Hutments in Delhi. Photo: UN Human Rights
Hutments in Delhi. Photo: UN Human Rights

To avoid community spread of the Covid-19 virus, the UN expert called on the Government to install a ban on all evictions during the pandemic.

The UN Special Rapporteur on the right to adequate housing on September 28 raised concerns about the decision to evict up to 250,000 people living in shacks alongside railway tracks in India’s capital New Delhi, without any prior consultation with those affected.

On 31 August, the Supreme Court of India had issued an eviction order for around 48,000 households living near the railway tracks in the capital, giving the occupants three months to leave. None of those affected appeared to have been consulted or heard by the Court beforehand, said UN expert Balakrishnan Rajagopal.

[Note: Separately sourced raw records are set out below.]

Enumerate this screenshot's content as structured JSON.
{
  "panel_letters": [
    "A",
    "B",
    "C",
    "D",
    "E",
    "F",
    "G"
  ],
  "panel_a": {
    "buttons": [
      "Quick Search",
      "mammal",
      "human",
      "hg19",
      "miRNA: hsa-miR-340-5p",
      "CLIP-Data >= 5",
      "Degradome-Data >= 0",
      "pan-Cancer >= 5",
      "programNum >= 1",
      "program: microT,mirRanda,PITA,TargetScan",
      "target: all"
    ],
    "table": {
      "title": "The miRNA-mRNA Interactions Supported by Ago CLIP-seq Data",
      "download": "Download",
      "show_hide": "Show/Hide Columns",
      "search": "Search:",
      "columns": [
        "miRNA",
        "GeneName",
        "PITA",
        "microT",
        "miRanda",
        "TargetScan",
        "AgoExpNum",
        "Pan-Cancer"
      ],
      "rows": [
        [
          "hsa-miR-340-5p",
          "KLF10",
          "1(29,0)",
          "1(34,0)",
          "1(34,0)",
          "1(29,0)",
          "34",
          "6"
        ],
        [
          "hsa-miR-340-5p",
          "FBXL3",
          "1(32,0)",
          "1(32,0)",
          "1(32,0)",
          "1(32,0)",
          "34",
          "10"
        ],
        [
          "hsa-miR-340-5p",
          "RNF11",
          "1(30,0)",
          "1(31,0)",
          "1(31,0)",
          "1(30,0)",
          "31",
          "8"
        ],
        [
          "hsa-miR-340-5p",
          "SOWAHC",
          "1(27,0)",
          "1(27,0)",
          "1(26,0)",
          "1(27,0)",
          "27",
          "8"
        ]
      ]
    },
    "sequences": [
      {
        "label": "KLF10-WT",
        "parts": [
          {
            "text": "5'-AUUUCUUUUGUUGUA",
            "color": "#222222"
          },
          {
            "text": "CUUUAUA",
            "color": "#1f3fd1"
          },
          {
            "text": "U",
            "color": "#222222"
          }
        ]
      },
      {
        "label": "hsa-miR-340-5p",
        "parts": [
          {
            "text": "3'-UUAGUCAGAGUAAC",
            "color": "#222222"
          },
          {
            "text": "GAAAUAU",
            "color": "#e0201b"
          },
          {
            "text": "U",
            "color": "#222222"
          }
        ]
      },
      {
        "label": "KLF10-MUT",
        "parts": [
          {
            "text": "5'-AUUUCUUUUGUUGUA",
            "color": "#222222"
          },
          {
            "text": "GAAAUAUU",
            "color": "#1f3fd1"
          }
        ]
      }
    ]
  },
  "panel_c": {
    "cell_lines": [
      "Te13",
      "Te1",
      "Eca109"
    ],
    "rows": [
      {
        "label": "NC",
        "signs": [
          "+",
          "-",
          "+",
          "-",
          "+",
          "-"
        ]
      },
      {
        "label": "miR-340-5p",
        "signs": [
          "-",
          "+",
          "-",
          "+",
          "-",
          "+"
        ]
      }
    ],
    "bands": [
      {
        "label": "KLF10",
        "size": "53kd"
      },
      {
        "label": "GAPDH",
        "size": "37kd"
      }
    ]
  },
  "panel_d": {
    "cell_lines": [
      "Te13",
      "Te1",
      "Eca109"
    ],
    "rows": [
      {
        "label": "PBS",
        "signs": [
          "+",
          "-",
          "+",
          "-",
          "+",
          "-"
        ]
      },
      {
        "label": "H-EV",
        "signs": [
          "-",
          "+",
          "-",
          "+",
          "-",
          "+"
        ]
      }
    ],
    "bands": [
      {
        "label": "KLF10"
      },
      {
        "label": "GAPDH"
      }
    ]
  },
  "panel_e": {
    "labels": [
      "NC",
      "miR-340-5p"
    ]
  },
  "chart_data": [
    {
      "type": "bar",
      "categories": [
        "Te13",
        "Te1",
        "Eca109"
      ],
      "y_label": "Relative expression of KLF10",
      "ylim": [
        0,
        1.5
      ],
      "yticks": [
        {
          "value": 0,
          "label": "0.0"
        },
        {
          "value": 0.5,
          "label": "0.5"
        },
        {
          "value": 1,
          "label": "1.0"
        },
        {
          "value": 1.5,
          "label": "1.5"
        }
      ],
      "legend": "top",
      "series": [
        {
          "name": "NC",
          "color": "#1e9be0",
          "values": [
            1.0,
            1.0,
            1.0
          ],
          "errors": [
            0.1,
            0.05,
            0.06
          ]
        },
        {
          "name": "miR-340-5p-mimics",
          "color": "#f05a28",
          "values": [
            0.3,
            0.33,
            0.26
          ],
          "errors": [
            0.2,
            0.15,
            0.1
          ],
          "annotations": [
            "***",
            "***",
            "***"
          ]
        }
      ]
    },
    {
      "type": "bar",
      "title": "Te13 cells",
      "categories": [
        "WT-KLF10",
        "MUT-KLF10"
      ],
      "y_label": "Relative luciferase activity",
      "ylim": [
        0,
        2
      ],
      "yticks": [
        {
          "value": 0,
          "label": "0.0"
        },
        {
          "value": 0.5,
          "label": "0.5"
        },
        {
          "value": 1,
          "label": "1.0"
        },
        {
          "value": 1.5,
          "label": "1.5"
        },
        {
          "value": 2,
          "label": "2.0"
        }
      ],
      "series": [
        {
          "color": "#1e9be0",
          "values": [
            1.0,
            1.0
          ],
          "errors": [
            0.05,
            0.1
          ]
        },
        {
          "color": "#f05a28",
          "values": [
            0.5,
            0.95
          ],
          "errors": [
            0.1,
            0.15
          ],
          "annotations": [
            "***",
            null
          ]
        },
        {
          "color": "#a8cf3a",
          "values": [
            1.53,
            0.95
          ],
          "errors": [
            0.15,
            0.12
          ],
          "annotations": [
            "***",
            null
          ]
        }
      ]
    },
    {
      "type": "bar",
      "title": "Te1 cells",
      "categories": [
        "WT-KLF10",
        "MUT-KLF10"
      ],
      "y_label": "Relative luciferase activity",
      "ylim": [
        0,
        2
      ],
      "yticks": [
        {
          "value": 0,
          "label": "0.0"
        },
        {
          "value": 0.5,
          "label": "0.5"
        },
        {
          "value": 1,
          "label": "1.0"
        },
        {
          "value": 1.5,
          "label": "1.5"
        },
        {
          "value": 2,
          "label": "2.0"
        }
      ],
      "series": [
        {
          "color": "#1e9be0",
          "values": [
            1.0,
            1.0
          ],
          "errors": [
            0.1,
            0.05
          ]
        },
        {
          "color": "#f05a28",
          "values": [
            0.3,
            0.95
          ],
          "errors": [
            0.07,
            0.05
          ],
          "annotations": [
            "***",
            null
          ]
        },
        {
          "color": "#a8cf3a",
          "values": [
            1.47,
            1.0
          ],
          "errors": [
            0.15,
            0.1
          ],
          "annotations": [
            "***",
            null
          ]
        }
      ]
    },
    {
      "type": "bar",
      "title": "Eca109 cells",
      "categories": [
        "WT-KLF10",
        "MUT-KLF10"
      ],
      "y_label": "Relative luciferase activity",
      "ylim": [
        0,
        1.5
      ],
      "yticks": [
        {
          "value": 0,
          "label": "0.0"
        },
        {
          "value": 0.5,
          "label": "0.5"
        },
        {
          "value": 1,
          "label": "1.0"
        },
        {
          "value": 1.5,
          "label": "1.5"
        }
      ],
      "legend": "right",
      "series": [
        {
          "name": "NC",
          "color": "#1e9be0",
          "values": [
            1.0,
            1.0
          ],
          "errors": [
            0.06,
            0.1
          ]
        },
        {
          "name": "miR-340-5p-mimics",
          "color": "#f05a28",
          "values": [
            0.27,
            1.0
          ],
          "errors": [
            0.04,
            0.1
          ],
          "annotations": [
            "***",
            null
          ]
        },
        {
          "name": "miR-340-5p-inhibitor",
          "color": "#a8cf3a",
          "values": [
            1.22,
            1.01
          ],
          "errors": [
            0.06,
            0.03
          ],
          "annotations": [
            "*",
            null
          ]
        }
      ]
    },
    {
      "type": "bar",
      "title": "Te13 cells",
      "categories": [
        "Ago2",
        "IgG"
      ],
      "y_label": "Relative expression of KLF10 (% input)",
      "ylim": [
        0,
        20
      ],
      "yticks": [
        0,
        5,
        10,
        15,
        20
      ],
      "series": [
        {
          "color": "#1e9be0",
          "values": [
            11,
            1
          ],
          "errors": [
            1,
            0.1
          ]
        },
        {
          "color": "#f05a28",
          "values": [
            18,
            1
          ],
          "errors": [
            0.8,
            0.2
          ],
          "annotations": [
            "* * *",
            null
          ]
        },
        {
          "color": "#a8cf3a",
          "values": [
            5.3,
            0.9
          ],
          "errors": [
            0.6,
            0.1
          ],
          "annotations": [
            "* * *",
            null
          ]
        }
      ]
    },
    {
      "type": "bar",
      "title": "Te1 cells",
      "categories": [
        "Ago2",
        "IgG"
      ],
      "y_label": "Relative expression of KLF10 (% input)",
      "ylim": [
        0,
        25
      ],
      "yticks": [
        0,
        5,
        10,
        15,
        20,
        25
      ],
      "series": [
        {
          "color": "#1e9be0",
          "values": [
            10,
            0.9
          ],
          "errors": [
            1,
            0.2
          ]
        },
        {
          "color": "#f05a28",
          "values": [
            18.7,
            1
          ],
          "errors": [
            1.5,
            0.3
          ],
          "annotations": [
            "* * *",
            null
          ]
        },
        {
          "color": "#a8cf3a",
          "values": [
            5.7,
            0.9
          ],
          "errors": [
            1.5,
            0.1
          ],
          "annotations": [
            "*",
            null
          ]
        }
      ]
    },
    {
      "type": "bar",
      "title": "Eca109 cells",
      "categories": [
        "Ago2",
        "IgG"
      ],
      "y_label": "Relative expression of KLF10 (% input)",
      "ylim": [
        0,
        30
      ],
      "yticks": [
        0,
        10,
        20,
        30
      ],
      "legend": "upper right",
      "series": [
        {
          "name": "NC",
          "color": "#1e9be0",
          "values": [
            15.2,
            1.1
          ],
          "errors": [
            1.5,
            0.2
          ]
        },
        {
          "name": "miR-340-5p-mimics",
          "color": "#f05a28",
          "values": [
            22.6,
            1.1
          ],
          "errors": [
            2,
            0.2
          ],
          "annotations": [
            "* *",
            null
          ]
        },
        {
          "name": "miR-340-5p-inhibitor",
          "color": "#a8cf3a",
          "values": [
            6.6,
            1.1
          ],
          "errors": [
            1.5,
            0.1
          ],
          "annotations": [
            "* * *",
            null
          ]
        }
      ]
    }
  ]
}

The independent expert also expressed concern that the Court had initially ruled that no one should be allowed to seek to overturn the eviction order.

“This amounts to a full-fledged denial of justice for the low income people living along the railway tracks,” said Rajagopal. “If this is maintained, India will squarely violate article 2.3 of the International Covenant on Civil and Political Rights containing the core human rights principle that everyone can seek judicial relief against any decision she or he considered arbitrary.”

The expert furthermore warned that any eviction into homelessness would be a serious violation of human rights and of India’s obligations under the International Covenant on Economic, Social and Cultural Rights.

Rajagopal welcomed a second ruling by the Supreme Court to temporarily halt the eviction order, but said that the four weeks provided would be insufficient to develop any reasonable rehabilitation or relocation plan meeting international law standards in consultation with such a large number of households.

To avoid community spread of the Covid-19 virus, he called on the Government to install a ban on all evictions during the pandemic under its National Disaster Management Act or its Epidemics Act.

Such relocation should however only be considered after the pandemic has been brought under control, as undertaking it now would expose not only those living in the railway safety zone to additional health risks.

The UN Special Rapporteur has contacted the Indian Government to clarify the issues in question and requested that his concerns are shared with the Supreme Court of India.

Mr. Balakrishnan Rajagopal is the UN Special Rapporteur on adequate housing as a component of the right to an adequate standard of living, and on the right to non-discrimination in this context.